Dalam situasi genting, hanya ada dua kemungkinan yang dapat terjadi. Pertama, kudeta militer yang menjadikan Gibran sebagai presiden boneka. Kedua, Dekrit Presiden yang dikeluarkan oleh Prabowo Subianto untuk menyelamatkan pemerintahan dan bangsa. Pilihan kedua dianggap lebih bermartabat dan konstitusional, karena menempatkan keputusan di tangan presiden yang sah secara demokratis.
Dekrit Presiden bukan hanya solusi politik, tetapi juga langkah moral untuk mengembalikan bangsa kepada akar konstitusinya. Dengan kembali ke UUD 1945, Indonesia dapat menata ulang sistem pemerintahan, memperkuat persatuan nasional, dan mengembalikan kedaulatan rakyat.
Maklumat ini bukan sekadar seruan politik, melainkan panggilan sejarah.

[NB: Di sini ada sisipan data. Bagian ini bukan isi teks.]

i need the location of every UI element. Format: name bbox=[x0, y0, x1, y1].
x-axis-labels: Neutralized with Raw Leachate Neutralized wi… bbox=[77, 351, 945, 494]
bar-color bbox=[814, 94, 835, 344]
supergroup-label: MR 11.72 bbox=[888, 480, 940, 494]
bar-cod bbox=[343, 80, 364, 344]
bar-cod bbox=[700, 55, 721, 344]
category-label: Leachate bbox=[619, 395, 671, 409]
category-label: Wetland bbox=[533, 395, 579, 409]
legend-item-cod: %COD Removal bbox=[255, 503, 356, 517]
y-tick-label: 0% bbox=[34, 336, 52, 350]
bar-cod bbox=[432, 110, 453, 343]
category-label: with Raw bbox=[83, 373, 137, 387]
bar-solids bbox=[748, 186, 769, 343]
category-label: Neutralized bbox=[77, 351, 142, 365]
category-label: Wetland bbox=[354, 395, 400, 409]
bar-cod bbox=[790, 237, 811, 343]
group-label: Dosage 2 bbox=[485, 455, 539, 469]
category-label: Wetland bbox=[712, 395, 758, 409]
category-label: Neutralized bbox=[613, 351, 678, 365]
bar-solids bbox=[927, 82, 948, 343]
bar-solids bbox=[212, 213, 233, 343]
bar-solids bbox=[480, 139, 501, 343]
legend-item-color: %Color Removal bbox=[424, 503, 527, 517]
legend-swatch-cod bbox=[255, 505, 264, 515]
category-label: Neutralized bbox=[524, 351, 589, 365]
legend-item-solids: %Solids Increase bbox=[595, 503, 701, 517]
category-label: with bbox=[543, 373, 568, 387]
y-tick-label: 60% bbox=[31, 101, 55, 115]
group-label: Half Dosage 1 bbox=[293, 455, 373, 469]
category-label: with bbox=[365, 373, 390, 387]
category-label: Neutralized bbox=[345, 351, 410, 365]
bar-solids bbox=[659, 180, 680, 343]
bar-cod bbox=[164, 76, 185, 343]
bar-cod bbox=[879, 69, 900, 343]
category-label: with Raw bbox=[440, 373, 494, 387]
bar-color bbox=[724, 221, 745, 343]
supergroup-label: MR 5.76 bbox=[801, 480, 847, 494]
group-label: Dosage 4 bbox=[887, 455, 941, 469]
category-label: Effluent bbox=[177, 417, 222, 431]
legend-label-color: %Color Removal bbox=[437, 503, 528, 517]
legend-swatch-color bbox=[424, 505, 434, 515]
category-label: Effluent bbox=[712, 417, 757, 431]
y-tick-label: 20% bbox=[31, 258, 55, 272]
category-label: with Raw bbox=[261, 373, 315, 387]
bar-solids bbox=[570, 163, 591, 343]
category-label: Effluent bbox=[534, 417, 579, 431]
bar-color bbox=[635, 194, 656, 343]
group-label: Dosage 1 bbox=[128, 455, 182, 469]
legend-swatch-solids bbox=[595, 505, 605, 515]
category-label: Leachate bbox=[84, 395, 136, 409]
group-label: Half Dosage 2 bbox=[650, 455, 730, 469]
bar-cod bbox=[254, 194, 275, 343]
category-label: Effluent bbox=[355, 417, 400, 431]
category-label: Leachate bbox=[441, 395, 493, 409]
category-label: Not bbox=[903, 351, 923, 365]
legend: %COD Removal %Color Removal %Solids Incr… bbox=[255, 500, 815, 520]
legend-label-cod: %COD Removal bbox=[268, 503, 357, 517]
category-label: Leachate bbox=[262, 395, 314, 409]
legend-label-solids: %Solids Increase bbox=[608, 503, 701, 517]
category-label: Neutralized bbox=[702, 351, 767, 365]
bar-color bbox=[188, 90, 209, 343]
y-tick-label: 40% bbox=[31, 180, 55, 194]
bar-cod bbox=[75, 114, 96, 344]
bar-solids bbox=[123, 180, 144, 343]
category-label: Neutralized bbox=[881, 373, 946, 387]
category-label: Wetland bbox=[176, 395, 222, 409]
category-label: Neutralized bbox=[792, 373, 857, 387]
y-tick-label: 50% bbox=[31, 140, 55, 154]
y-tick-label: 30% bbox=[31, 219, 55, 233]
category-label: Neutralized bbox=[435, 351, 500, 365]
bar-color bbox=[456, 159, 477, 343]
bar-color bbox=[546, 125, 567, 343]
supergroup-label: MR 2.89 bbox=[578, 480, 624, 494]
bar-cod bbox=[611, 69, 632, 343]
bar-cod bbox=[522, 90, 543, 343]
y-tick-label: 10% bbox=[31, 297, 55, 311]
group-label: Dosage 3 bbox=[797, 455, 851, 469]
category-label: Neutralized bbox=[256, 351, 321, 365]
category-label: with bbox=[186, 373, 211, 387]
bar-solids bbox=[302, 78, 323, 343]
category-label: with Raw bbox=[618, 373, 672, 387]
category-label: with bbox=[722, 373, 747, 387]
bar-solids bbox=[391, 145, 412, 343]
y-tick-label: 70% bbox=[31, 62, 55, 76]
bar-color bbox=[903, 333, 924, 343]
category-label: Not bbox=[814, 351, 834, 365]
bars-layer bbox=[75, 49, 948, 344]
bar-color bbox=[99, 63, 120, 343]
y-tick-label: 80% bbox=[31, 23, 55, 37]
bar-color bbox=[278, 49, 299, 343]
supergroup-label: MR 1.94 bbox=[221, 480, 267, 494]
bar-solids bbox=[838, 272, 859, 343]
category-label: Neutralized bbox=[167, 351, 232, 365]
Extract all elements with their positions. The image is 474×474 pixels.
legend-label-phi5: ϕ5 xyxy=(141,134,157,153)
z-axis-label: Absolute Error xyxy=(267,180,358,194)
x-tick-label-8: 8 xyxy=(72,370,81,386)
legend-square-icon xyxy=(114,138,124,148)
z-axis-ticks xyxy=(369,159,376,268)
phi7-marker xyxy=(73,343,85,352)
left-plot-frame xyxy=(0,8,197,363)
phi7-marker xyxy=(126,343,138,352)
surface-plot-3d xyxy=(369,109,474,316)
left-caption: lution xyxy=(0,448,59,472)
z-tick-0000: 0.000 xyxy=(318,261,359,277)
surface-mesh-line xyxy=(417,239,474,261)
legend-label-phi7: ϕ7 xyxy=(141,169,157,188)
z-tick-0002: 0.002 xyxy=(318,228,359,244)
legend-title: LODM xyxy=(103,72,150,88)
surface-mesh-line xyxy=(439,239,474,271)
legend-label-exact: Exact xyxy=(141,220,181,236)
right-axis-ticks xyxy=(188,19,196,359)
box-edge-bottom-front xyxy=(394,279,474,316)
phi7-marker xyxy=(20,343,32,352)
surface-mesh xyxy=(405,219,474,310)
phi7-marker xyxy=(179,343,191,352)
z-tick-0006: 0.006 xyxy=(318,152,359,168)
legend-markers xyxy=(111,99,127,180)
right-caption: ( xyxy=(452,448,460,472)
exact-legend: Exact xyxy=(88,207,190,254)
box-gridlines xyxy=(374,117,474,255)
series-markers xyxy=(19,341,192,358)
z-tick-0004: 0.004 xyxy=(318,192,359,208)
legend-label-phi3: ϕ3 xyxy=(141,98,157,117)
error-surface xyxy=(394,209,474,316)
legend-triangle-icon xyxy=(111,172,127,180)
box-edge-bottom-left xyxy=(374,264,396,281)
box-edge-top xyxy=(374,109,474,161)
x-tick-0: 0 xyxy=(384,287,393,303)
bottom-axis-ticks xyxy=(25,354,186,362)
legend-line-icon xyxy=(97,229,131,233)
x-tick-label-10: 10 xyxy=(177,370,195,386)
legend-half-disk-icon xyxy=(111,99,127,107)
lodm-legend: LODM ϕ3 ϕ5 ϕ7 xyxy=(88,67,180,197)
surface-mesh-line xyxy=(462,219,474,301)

PDKN bersama para Raja, Sultan, dan pemangku adat Nusantara menegaskan bahwa saatnya bangsa Indonesia kembali kepada jati dirinya. Dekrit Presiden menjadi jalan penyelamatan, bukan hanya bagi pemerintahan Prabowo Subianto, tetapi juga bagi seluruh rakyat Indonesia.
Sejarah telah menunjukkan bahwa bangsa yang besar adalah bangsa yang berani kembali kepada akar tradisinya ketika menghadapi krisis. Dengan Dekrit Presiden, Indonesia dapat membuka lembaran baru, menegakkan keadilan, dan memastikan bahwa pribumi Nusantara kembali menjadi tuan rumah di tanah airnya sendiri.